Diese Frage stellen mir manchmal Workshopteilnehmer oder Studierende in Uniseminaren und ich antworte dann: Über das, was Dich am meisten bewegt. Wir können über alles und jedes schreiben, je mehr wir uns mit einem Thema identifizieren. Meine Erfahrung als Journalistin: Je mehr Fragen – oder auch Antworten – wir haben, desto wahrscheinlicher, das dies ein gutes Thema für einen Text ist.

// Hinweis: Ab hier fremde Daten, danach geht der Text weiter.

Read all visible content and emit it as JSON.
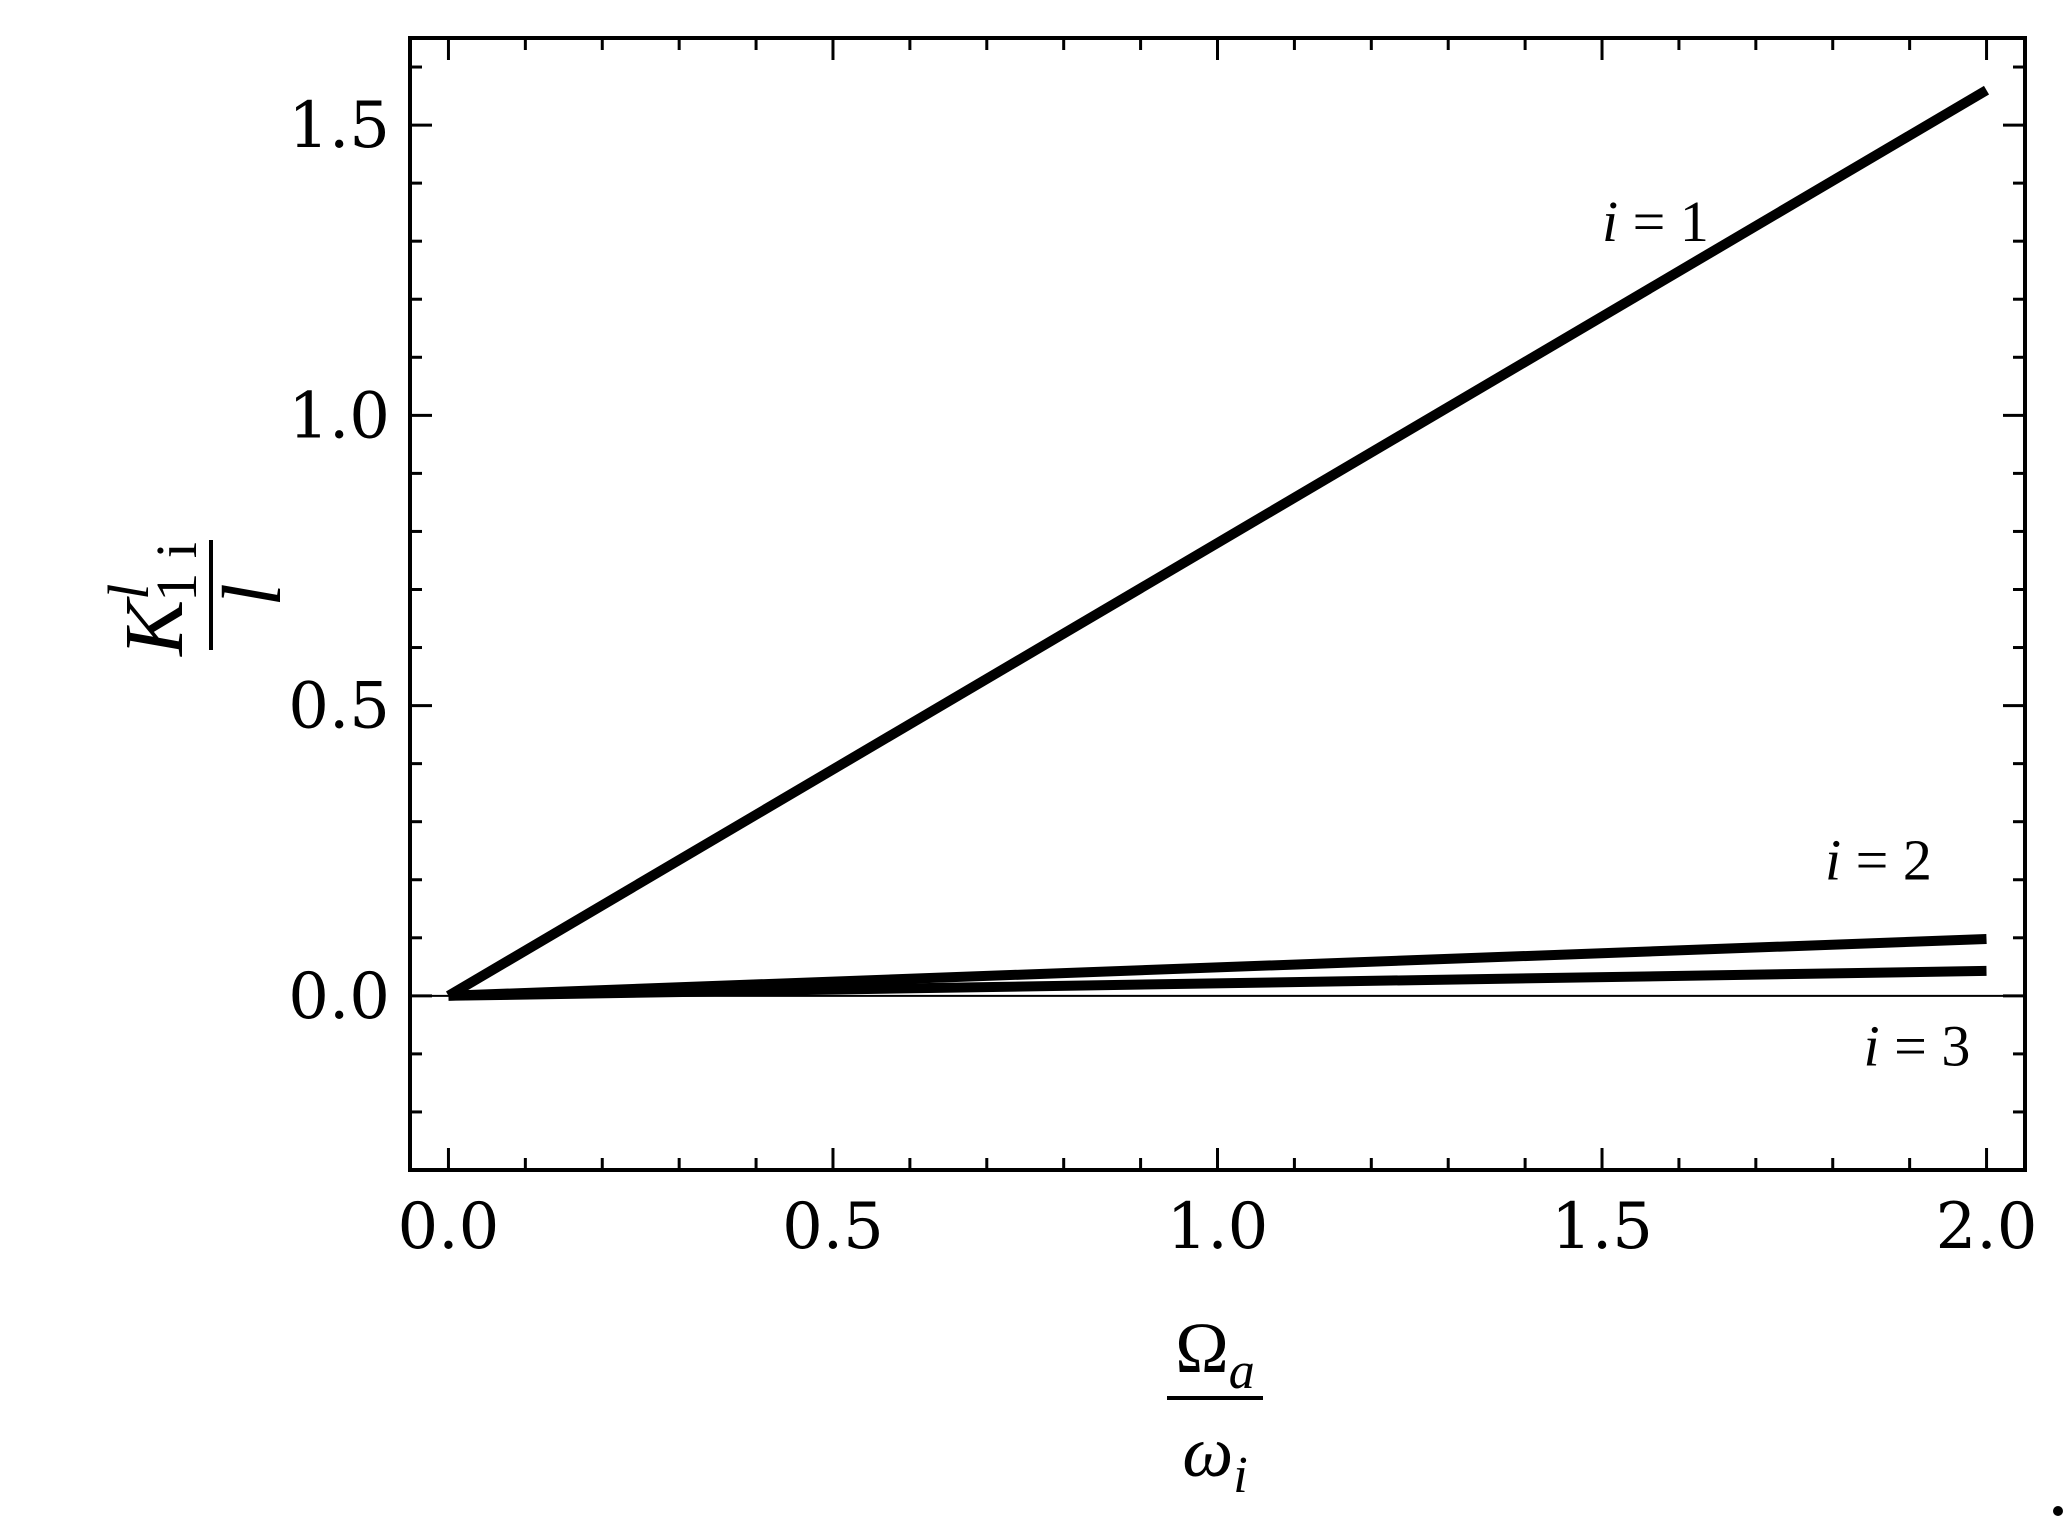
{
  "chart_data": {
    "type": "line",
    "xlim": [
      -0.05,
      2.05
    ],
    "ylim": [
      -0.3,
      1.65
    ],
    "x_ticks": [
      "0.0",
      "0.5",
      "1.0",
      "1.5",
      "2.0"
    ],
    "y_ticks": [
      "0.0",
      "0.5",
      "1.0",
      "1.5"
    ],
    "x_tick_values": [
      0,
      0.5,
      1.0,
      1.5,
      2.0
    ],
    "y_tick_values": [
      0,
      0.5,
      1.0,
      1.5
    ],
    "xlabel": {
      "numerator": "Ω",
      "numerator_sub": "a",
      "denominator": "ω",
      "denominator_sub": "i"
    },
    "ylabel": {
      "numerator": "K",
      "numerator_sub": "1 i",
      "numerator_sup": "l",
      "denominator": "l"
    },
    "grid": false,
    "series": [
      {
        "name": "i = 1",
        "x": [
          0,
          2.0
        ],
        "y": [
          0,
          1.56
        ]
      },
      {
        "name": "i = 2",
        "x": [
          0,
          2.0
        ],
        "y": [
          0,
          0.098
        ]
      },
      {
        "name": "i = 3",
        "x": [
          0,
          2.0
        ],
        "y": [
          0,
          0.043
        ]
      }
    ],
    "annotations": [
      {
        "var": "i",
        "text": " = 1",
        "x": 1.5,
        "y": 1.3
      },
      {
        "var": "i",
        "text": " = 2",
        "x": 1.79,
        "y": 0.2
      },
      {
        "var": "i",
        "text": " = 3",
        "x": 1.84,
        "y": -0.12
      }
    ],
    "colors": {
      "line": "#000000",
      "axis": "#000000",
      "background": "#ffffff"
    }
  }
}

Menschen, die ein Memoir (eine neue Art von Autobiografie) schreiben wollen, sage ich auch: „Mach eine Liste, mit den Themen, über die Du auf keinen Fall schreiben möchtest.“ Wenn die Teilnehmer ihre Liste vor sich haben, lasse ich die Katze aus dem Sack: Dein Thema ist wahrscheinlich eines von Ihnen. (Diese Anregung verdanke ich Ana Znidar, einer geschätzten Schreibkollegin aus Wien).

Eben stellte ich mir selbst die Frage: Worüber soll ich schreiben? Zu viele mögliche Themen flatterten vor meinem inneren Auge herum, wie die Meisen, die auf unserem Balkon ein Nest bauen. Mir würde nie einfallen, die Meisen zum Stillsitzen zu bringen, also erlaube ich mir heute mal, von Thema zu Thema zu springen, auch das kann eine gute Taktik sein, um sich schließlich bei einer Sache nieder zu lassen.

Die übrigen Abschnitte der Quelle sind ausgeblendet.